The Diallo shooting saw all four of the cops involved acquitted. Malcolm Gladwell, in his book Blink, used the Diallo incident as an example of how much we process in the blink of an eye - sometimes wrongly, oh so wrongly. Those officers, all of whom were white, saw a black man reaching for what they thought was a gun and let the

bullets fly. Too bad for them that gun turned out to be his wallet.

On Nov. 25, five NYPD undercover detectives, who were white, Hispanic and African-American, thought they were doing the right thing when they made the split-second decision to pull their triggers. Thought they heard one of the three say he was going to get a gun after leaving a strip club for Bell's bachelor party. Thought the three were going to go back into the club to cause problems with the people they had been feuding with inside.
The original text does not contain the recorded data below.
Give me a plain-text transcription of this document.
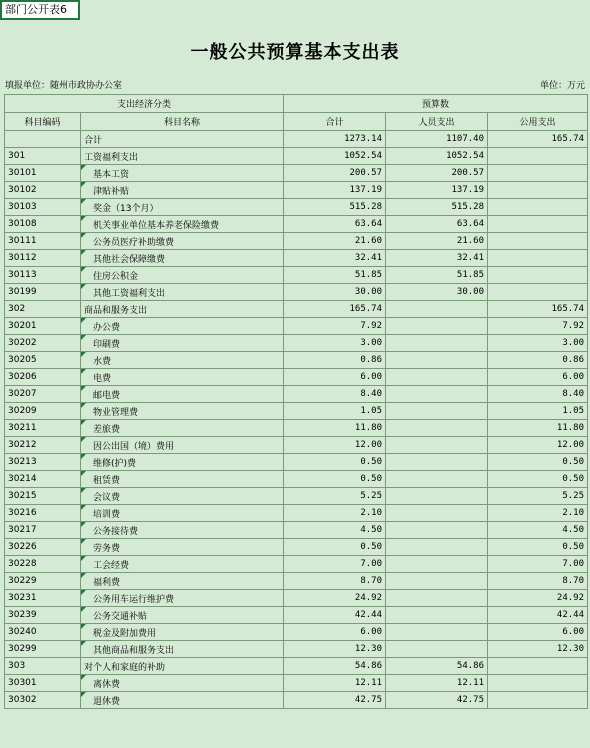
部门公开表6
一般公共预算基本支出表
填报单位：随州市政协办公室	单位：万元
支出经济分类		预算数		
科目编码	科目名称	合计	人员支出	公用支出
	合计	1273.14	1107.40	165.74
301	工资福利支出	1052.54	1052.54	
30101	基本工资	200.57	200.57	
30102	津贴补贴	137.19	137.19	
30103	奖金（13个月）	515.28	515.28	
30108	机关事业单位基本养老保险缴费	63.64	63.64	
30111	公务员医疗补助缴费	21.60	21.60	
30112	其他社会保障缴费	32.41	32.41	
30113	住房公积金	51.85	51.85	
30199	其他工资福利支出	30.00	30.00	
302	商品和服务支出	165.74		165.74
30201	办公费	7.92		7.92
30202	印刷费	3.00		3.00
30205	水费	0.86		0.86
30206	电费	6.00		6.00
30207	邮电费	8.40		8.40
30209	物业管理费	1.05		1.05
30211	差旅费	11.80		11.80
30212	因公出国（境）费用	12.00		12.00
30213	维修(护)费	0.50		0.50
30214	租赁费	0.50		0.50
30215	会议费	5.25		5.25
30216	培训费	2.10		2.10
30217	公务接待费	4.50		4.50
30226	劳务费	0.50		0.50
30228	工会经费	7.00		7.00
30229	福利费	8.70		8.70
30231	公务用车运行维护费	24.92		24.92
30239	公务交通补贴	42.44		42.44
30240	税金及附加费用	6.00		6.00
30299	其他商品和服务支出	12.30		12.30
303	对个人和家庭的补助	54.86	54.86	
30301	离休费	12.11	12.11	
30302	退休费	42.75	42.75	
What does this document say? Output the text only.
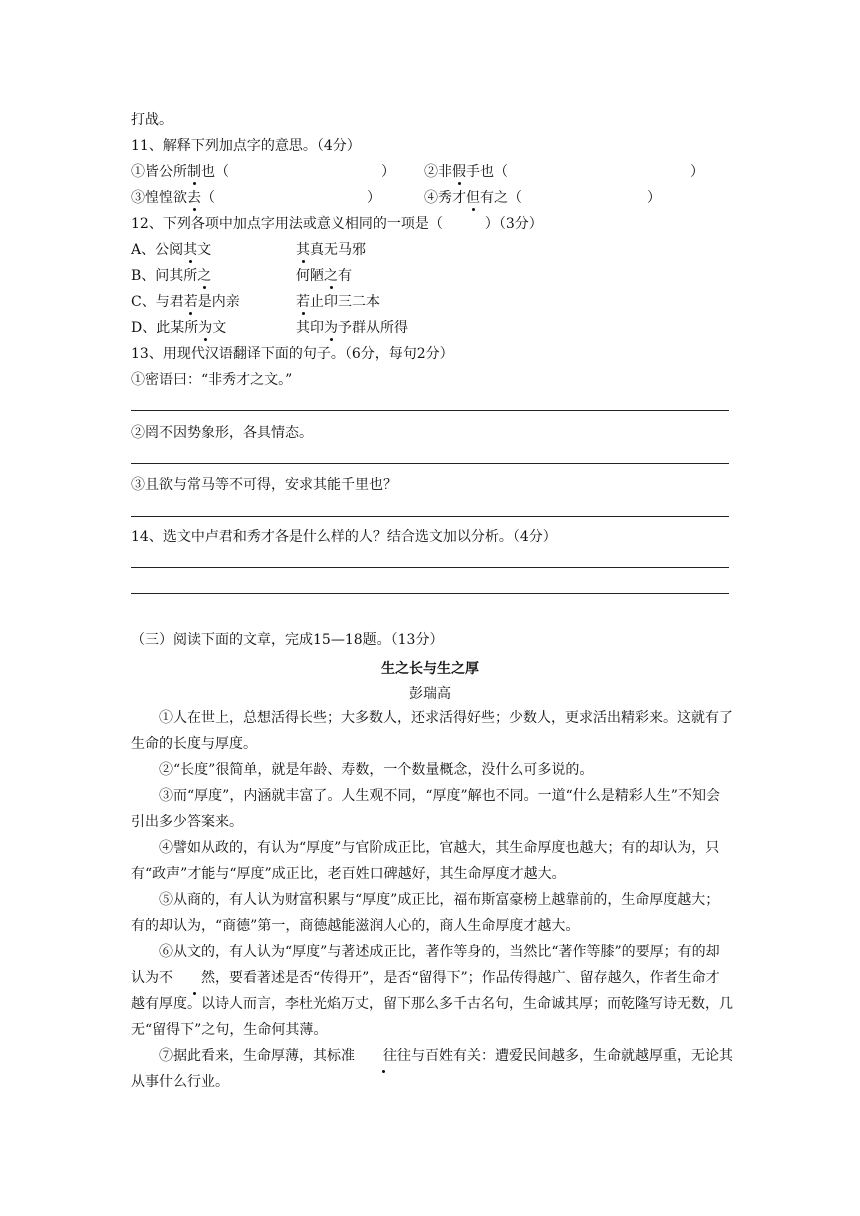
打战。
11、解释下列加点字的意思。（4分）
①皆公所制也（	） ②非假手也（	）
③惶惶欲去（	）	④秀才但有之（	）
12、下列各项中加点字用法或意义相同的一项是（　　　）（3分）
A、公阅其文	其真无马邪
B、问其所之	何陋之有
C、与君若是内亲	若止印三二本
D、此某所为文	其印为予群从所得
13、用现代汉语翻译下面的句子。（6分，每句2分）
①密语曰：“非秀才之文。”
②罔不因势象形，各具情态。
③且欲与常马等不可得，安求其能千里也？
14、选文中卢君和秀才各是什么样的人？结合选文加以分析。（4分）
（三）阅读下面的文章，完成15—18题。（13分）
生之长与生之厚
彭瑞高
①人在世上，总想活得长些；大多数人，还求活得好些；少数人，更求活出精彩来。这就有了生命的长度与厚度。
②“长度”很简单，就是年龄、寿数，一个数量概念，没什么可多说的。
③而“厚度”，内涵就丰富了。人生观不同，“厚度”解也不同。一道“什么是精彩人生”不知会引出多少答案来。
④譬如从政的，有认为“厚度”与官阶成正比，官越大，其生命厚度也越大；有的却认为，只有“政声”才能与“厚度”成正比，老百姓口碑越好，其生命厚度才越大。
⑤从商的，有人认为财富积累与“厚度”成正比，福布斯富豪榜上越靠前的，生命厚度越大；有的却认为，“商德”第一，商德越能滋润人心的，商人生命厚度才越大。
⑥从文的，有人认为“厚度”与著述成正比，著作等身的，当然比“著作等膝”的要厚；有的却认为不 然，要看著述是否“传得开”，是否“留得下”；作品传得越广、留存越久，作者生命才越有厚度。以诗人而言，李杜光焰万丈，留下那么多千古名句，生命诚其厚；而乾隆写诗无数，几无“留得下”之句，生命何其薄。
⑦据此看来，生命厚薄，其标准 往往与百姓有关：遭爱民间越多，生命就越厚重，无论其从事什么行业。
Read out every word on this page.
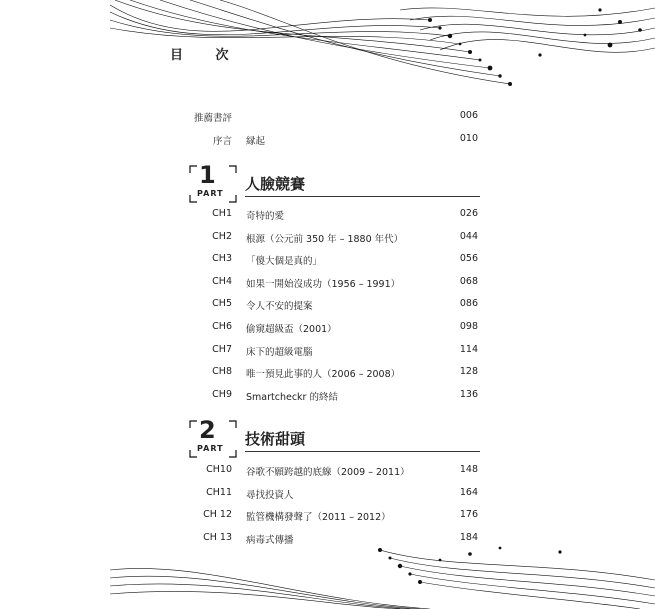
目 次
推薦書評	006
序言 縁起	010
1
PART
人臉競賽
CH1 奇特的愛	026
CH2 根源（公元前 350 年 – 1880 年代）	044
CH3 「傻大個是真的」	056
CH4 如果一開始沒成功（1956 – 1991）	068
CH5 令人不安的提案	086
CH6 偷窺超級盃（2001）	098
CH7 床下的超級電腦	114
CH8 唯一預見此事的人（2006 – 2008）	128
CH9 Smartcheckr 的終結	136
2
PART
技術甜頭
CH10 谷歌不願跨越的底線（2009 – 2011）	148
CH11 尋找投資人	164
CH 12 監管機構發聲了（2011 – 2012）	176
CH 13 病毒式傳播	184
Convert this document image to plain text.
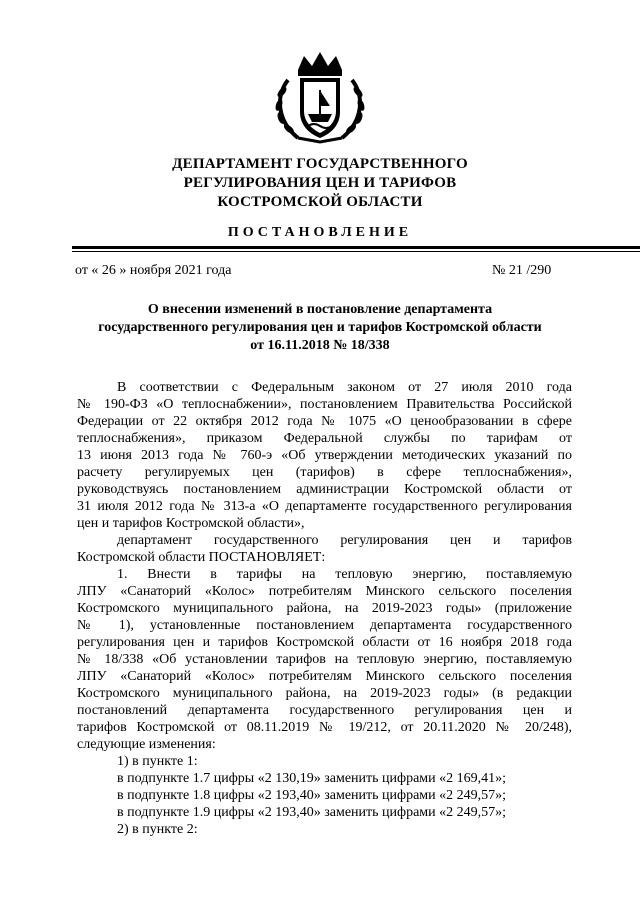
ДЕПАРТАМЕНТ ГОСУДАРСТВЕННОГО
РЕГУЛИРОВАНИЯ ЦЕН И ТАРИФОВ
КОСТРОМСКОЙ ОБЛАСТИ
ПОСТАНОВЛЕНИЕ
от « 26 » ноября 2021 года	№ 21 /290
О внесении изменений в постановление департамента
государственного регулирования цен и тарифов Костромской области
от 16.11.2018 № 18/338
В соответствии с Федеральным законом от 27 июля 2010 года
№ 190-ФЗ «О теплоснабжении», постановлением Правительства Российской
Федерации от 22 октября 2012 года № 1075 «О ценообразовании в сфере
теплоснабжения», приказом Федеральной службы по тарифам от
13 июня 2013 года № 760-э «Об утверждении методических указаний по
расчету регулируемых цен (тарифов) в сфере теплоснабжения»,
руководствуясь постановлением администрации Костромской области от
31 июля 2012 года № 313-а «О департаменте государственного регулирования
цен и тарифов Костромской области»,
департамент государственного регулирования цен и тарифов
Костромской области ПОСТАНОВЛЯЕТ:
1. Внести в тарифы на тепловую энергию, поставляемую
ЛПУ «Санаторий «Колос» потребителям Минского сельского поселения
Костромского муниципального района, на 2019-2023 годы» (приложение
№ 1), установленные постановлением департамента государственного
регулирования цен и тарифов Костромской области от 16 ноября 2018 года
№ 18/338 «Об установлении тарифов на тепловую энергию, поставляемую
ЛПУ «Санаторий «Колос» потребителям Минского сельского поселения
Костромского муниципального района, на 2019-2023 годы» (в редакции
постановлений департамента государственного регулирования цен и
тарифов Костромской от 08.11.2019 № 19/212, от 20.11.2020 № 20/248),
следующие изменения:
1) в пункте 1:
в подпункте 1.7 цифры «2 130,19» заменить цифрами «2 169,41»;
в подпункте 1.8 цифры «2 193,40» заменить цифрами «2 249,57»;
в подпункте 1.9 цифры «2 193,40» заменить цифрами «2 249,57»;
2) в пункте 2:
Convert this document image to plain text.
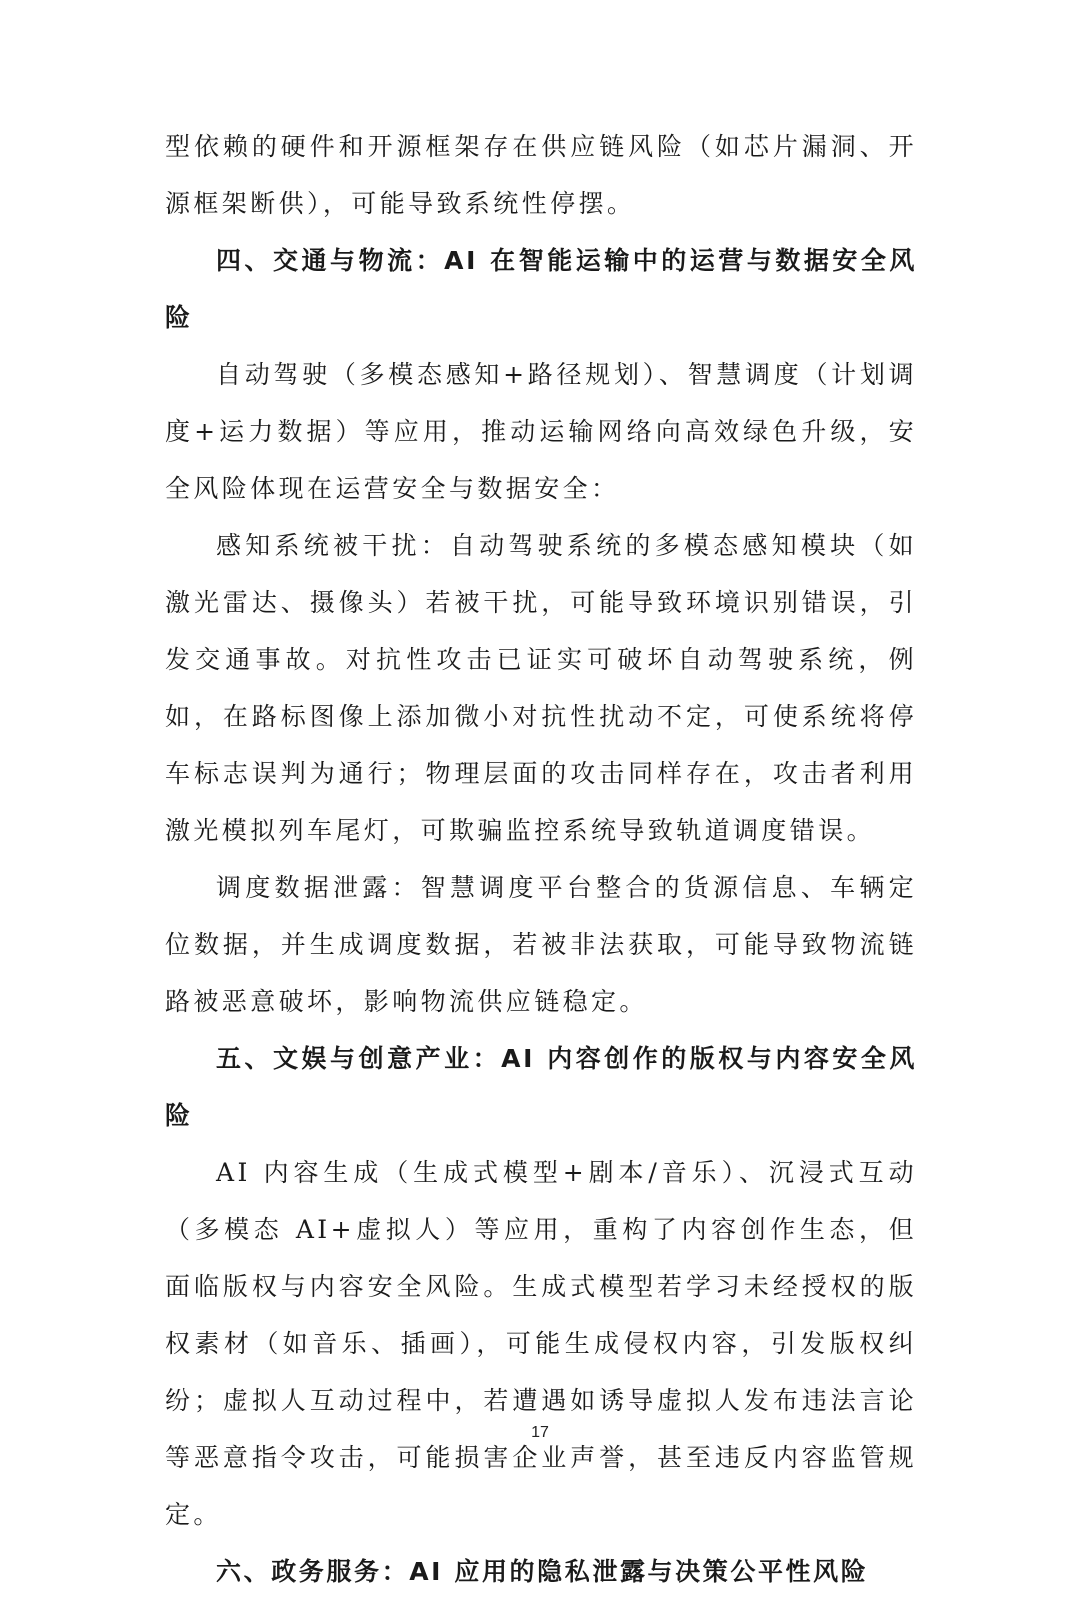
型依赖的硬件和开源框架存在供应链风险（如芯片漏洞、开源框架断供），可能导致系统性停摆。

四、交通与物流：AI 在智能运输中的运营与数据安全风险

自动驾驶（多模态感知+路径规划）、智慧调度（计划调度+运力数据）等应用，推动运输网络向高效绿色升级，安全风险体现在运营安全与数据安全：

感知系统被干扰：自动驾驶系统的多模态感知模块（如激光雷达、摄像头）若被干扰，可能导致环境识别错误，引发交通事故。对抗性攻击已证实可破坏自动驾驶系统，例如，在路标图像上添加微小对抗性扰动不定，可使系统将停车标志误判为通行；物理层面的攻击同样存在，攻击者利用激光模拟列车尾灯，可欺骗监控系统导致轨道调度错误。

调度数据泄露：智慧调度平台整合的货源信息、车辆定位数据，并生成调度数据，若被非法获取，可能导致物流链路被恶意破坏，影响物流供应链稳定。

五、文娱与创意产业：AI 内容创作的版权与内容安全风险

AI 内容生成（生成式模型+剧本/音乐）、沉浸式互动（多模态 AI+虚拟人）等应用，重构了内容创作生态，但面临版权与内容安全风险。生成式模型若学习未经授权的版权素材（如音乐、插画），可能生成侵权内容，引发版权纠纷；虚拟人互动过程中，若遭遇如诱导虚拟人发布违法言论等恶意指令攻击，可能损害企业声誉，甚至违反内容监管规定。

六、政务服务：AI 应用的隐私泄露与决策公平性风险

17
Thought they were fleeing when they tried to drive away and hit a plainclothes officer who never identified himself and had a gun at his side. Thought, that when the car hit an unmarked police vehicle, they were de-escalating a potentially dangerous situation the best way they knew how: 9 mm pistols doing the talking for them. Too bad for them no gun was found in the car nor on any of the three inside it.

What seems to be the underlying theme in both shootings, along with the case of 13-year-old African-American Nicholas Heyward Jr., who was shot and killed in Brooklyn in 1994 because he was playing with a toy gun, is panic.

Cops panic. They have guns. Triggers are depressed. Lives are ended.

While Bell's family won't ever get to see him smile again, five cops will walk away from a courtroom with acquittals sometime next year - if they're even indicted. But here's to hoping that the next time cops come across African-Americans, or anyone for that matter, they think might be dangerous, they do exactly that: think.

Because, in the words of J-Live on "A Tree Never Grown," it's obvious right now that their "tips ain't the only things that's hollow."